Burp's new crawler

Dafydd Stuttard | 02 August 2018 at 17:24 UTC
MoBP Burp Suite

Burp's current Spider tool has a number of significant limitations that prevent it from working effectively with modern web sites. Its core model is based on outdated assumptions about how web sites work, which don't apply today.

The Spider tool maintains a queue of pending requests. It works through the queue issuing each request, looks in the responses for new links and forms, and adds the relevant requests to the queue. This approach worked pretty well for sites that have unique and stable URLs for each function, use simple cookie-based session handling, return deterministic content in each response, and contain no server-side state. But most applications today aren't like that. So we're replacing the Spider tool with something better.

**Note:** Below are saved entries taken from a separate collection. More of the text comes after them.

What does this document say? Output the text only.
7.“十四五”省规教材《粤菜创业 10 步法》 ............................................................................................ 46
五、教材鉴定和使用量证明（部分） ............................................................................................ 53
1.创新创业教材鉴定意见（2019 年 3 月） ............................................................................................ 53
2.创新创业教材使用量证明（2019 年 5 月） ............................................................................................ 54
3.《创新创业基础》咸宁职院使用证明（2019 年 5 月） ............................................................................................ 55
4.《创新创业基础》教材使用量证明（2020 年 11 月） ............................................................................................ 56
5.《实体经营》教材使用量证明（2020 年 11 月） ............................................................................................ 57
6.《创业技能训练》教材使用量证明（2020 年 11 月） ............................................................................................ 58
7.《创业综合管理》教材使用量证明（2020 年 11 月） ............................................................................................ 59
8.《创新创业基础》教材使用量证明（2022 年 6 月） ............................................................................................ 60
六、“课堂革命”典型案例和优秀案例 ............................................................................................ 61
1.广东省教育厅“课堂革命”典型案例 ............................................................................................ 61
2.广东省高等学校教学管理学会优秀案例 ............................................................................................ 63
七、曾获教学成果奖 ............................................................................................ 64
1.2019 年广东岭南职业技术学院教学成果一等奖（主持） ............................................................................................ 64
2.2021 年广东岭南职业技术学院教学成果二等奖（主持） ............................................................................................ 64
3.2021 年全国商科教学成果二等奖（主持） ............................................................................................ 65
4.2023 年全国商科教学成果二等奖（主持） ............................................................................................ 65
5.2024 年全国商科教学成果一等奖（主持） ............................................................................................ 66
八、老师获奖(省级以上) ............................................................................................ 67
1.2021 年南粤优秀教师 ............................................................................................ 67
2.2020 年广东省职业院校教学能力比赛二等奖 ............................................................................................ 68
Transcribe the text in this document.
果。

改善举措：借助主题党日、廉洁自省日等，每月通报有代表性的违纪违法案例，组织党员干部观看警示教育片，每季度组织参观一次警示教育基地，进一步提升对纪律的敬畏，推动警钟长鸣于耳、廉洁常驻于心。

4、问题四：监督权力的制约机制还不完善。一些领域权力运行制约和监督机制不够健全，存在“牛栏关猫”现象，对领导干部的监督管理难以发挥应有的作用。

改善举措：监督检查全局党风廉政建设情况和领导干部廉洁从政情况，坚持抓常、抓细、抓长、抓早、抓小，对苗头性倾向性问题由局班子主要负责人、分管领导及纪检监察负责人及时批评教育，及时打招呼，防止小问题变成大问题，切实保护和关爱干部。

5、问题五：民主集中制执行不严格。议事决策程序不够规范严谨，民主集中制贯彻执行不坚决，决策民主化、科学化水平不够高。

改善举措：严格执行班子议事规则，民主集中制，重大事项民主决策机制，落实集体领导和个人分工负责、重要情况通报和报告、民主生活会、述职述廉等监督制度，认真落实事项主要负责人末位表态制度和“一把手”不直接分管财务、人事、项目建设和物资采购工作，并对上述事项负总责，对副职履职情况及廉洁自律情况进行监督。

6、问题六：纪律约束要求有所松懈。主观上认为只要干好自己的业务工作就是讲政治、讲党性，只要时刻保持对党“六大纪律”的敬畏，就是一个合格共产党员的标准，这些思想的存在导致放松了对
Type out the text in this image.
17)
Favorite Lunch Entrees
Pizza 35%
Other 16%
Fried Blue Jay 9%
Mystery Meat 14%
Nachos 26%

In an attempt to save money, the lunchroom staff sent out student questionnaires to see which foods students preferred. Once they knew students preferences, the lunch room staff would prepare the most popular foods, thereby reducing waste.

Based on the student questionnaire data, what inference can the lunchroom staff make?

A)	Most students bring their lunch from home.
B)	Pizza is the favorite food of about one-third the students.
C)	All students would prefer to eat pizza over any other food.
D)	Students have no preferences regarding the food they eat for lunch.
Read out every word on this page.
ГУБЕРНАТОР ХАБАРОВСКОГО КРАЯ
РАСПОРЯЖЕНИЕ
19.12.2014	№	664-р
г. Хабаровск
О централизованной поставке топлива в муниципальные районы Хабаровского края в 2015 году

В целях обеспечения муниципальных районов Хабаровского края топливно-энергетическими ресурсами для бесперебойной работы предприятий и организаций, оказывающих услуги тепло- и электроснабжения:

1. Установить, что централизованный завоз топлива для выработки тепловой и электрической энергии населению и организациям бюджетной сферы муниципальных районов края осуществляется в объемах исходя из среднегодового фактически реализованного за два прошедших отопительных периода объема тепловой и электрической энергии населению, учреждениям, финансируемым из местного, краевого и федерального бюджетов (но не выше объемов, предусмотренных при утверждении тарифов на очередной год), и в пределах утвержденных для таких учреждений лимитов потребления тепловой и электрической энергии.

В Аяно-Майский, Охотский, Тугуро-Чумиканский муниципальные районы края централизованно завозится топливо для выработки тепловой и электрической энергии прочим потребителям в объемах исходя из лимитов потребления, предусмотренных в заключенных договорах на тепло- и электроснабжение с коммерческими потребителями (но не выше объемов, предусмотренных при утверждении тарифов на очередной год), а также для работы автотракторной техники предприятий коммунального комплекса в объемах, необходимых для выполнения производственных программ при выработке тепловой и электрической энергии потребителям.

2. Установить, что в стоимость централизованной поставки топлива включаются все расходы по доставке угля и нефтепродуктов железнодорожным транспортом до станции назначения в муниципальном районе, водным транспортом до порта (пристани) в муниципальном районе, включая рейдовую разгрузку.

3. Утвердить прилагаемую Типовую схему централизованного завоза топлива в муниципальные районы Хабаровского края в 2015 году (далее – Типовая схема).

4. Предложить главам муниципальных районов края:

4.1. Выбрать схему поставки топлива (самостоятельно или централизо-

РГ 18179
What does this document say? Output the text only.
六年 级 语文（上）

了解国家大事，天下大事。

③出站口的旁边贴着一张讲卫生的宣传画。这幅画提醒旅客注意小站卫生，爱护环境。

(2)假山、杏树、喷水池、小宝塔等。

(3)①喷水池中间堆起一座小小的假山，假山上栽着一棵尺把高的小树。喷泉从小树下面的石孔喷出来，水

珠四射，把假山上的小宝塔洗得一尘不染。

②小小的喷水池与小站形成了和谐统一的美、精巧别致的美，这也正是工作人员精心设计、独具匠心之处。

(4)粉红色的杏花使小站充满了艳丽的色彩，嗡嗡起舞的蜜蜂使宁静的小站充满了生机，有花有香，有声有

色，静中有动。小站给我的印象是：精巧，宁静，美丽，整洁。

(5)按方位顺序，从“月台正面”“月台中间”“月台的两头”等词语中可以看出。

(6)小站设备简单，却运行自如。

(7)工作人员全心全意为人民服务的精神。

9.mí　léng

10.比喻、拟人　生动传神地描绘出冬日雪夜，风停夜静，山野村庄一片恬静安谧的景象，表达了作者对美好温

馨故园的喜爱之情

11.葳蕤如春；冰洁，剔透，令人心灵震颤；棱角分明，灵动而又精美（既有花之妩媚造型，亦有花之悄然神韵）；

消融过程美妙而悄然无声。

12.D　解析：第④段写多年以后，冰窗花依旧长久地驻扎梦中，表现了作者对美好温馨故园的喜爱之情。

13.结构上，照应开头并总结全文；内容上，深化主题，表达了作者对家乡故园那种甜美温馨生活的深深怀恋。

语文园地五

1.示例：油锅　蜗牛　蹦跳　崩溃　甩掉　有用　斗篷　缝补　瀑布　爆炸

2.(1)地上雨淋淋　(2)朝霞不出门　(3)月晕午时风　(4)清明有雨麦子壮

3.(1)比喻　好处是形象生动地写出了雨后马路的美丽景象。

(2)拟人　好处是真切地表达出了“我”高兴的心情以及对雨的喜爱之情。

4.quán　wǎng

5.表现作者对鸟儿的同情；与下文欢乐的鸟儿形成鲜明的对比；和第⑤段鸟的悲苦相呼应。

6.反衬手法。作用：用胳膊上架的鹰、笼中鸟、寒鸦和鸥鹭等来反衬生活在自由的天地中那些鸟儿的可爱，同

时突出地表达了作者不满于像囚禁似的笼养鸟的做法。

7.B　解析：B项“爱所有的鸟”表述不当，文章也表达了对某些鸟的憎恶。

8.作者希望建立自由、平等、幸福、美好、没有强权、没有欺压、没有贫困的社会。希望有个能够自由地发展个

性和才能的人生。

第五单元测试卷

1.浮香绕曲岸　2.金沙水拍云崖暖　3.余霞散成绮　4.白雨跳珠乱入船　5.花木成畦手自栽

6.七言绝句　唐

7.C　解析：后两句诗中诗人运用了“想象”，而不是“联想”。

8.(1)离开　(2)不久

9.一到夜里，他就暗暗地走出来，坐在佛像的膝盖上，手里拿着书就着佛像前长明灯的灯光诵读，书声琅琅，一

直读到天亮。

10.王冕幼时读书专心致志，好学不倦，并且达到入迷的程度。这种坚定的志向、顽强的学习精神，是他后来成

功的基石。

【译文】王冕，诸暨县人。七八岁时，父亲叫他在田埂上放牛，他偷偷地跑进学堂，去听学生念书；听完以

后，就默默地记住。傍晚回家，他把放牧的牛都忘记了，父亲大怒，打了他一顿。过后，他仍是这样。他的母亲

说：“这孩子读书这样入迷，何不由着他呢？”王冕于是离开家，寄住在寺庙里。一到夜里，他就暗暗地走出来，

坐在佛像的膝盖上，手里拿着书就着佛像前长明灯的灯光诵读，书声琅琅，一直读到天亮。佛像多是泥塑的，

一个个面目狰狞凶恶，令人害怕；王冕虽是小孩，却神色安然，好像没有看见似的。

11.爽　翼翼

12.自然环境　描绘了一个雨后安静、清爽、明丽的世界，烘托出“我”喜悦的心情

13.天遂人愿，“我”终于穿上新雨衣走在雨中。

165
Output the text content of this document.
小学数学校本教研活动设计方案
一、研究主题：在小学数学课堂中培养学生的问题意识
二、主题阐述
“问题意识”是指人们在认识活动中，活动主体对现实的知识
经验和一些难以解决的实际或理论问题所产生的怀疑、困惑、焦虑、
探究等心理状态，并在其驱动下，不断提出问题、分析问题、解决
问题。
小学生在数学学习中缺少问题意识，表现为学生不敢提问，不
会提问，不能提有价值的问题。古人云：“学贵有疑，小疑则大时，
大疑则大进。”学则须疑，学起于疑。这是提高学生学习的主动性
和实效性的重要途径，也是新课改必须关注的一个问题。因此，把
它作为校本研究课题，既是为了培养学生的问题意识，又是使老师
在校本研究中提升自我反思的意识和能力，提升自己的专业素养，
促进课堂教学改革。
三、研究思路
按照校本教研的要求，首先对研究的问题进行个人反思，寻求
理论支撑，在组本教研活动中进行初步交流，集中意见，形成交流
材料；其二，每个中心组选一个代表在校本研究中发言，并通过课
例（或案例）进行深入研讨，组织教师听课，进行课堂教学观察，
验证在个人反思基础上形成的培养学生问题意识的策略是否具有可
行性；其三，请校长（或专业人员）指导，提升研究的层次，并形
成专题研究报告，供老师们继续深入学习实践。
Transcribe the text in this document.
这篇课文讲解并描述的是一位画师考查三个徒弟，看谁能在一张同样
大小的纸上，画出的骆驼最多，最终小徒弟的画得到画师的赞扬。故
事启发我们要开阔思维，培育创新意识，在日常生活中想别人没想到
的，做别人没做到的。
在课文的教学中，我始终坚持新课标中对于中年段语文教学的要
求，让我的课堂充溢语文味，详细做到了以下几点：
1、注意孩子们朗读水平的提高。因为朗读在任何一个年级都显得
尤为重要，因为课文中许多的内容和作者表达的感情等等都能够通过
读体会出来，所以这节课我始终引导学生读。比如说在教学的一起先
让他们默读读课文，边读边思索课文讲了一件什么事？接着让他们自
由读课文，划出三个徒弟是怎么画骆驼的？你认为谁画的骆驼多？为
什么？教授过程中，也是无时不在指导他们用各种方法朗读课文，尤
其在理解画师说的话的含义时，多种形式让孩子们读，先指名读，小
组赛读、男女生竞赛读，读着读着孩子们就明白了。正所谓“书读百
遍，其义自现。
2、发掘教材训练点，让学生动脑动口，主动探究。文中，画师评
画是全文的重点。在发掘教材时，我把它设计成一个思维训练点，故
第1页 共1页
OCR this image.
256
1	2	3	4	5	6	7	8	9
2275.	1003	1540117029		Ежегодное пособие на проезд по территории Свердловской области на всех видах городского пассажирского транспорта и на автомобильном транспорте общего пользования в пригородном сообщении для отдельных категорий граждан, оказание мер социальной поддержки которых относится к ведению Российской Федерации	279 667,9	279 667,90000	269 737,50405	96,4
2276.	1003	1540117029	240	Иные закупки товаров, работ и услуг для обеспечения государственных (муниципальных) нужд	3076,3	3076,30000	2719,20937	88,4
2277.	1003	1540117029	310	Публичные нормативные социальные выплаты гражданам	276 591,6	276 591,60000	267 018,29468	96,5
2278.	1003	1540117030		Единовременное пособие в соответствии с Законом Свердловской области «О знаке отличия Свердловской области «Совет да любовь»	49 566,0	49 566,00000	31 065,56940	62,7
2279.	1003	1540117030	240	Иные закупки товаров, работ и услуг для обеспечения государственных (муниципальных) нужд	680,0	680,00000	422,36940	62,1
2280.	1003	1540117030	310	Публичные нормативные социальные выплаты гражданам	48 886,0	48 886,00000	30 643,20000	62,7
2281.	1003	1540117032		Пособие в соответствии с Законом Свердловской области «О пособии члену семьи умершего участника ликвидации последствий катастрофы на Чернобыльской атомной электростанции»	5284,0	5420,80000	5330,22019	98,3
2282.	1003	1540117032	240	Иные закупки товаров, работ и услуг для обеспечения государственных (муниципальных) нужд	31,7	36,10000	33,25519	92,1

Burp's new crawler uses a radically different model. It navigates around a target application in the same way as a user with a browser, by clicking links and submitting input. It constructs a map of the application's content and functionality in the form of a directed graph, representing the different locations in the application and the links between those locations:


The new crawler makes no assumptions about the URL structure used by the application. Locations are identified (and re-identified later) based on their contents, not the URL that was used to reach them. This enables the crawler to reliably handle modern applications that place ephemeral data such as CSRF tokens or cache-busters into URL paths. Even if the entire URL within each link changes on every occasion, the crawler still constructs an accurate map:


The approach also allows the new crawler to handle applications that use the same URL to reach different locations, based on the state of the application or the user's interaction with it:


The old Spider tracked its remaining work using a queue of pending requests. The new crawler has to track its remaining work in a different way. As the crawler navigates around and builds up coverage of the target application, it tracks the edges in the graph that have not been completed. These represent the links (or other navigational transitions) that have been observed within the application but not yet visited. But the crawler never "jumps" to a pending link and visits it out of context. Instead, it either navigates via links from its current location, or reverts to the start location and navigates from there. This replicates as closely as possible the actions of a normal user with a browser:


Crawling in a way that makes no assumptions about URL structure is highly effective in dealing with modern web applications, but can potentially lead to problems in seeing "too much" content. Modern web sites often contain a mass of superfluous navigational paths (via page footers, burger menus, etc.), meaning that everything is directly linked to everything else. The new crawler employs a variety of techniques to address this issue: it builds up fingerprints of links to already visited locations to avoid visiting them redundantly; it crawls in a breadth-first order that prioritizes discovery of new content; and it has configurable cut-offs that constrain the extent of the crawl. These measures also help to deal correctly with "infinite" applications, such as calendars.

In the next few days, we'll be describing various other powerful capabilities of the new crawler that are built on this foundation.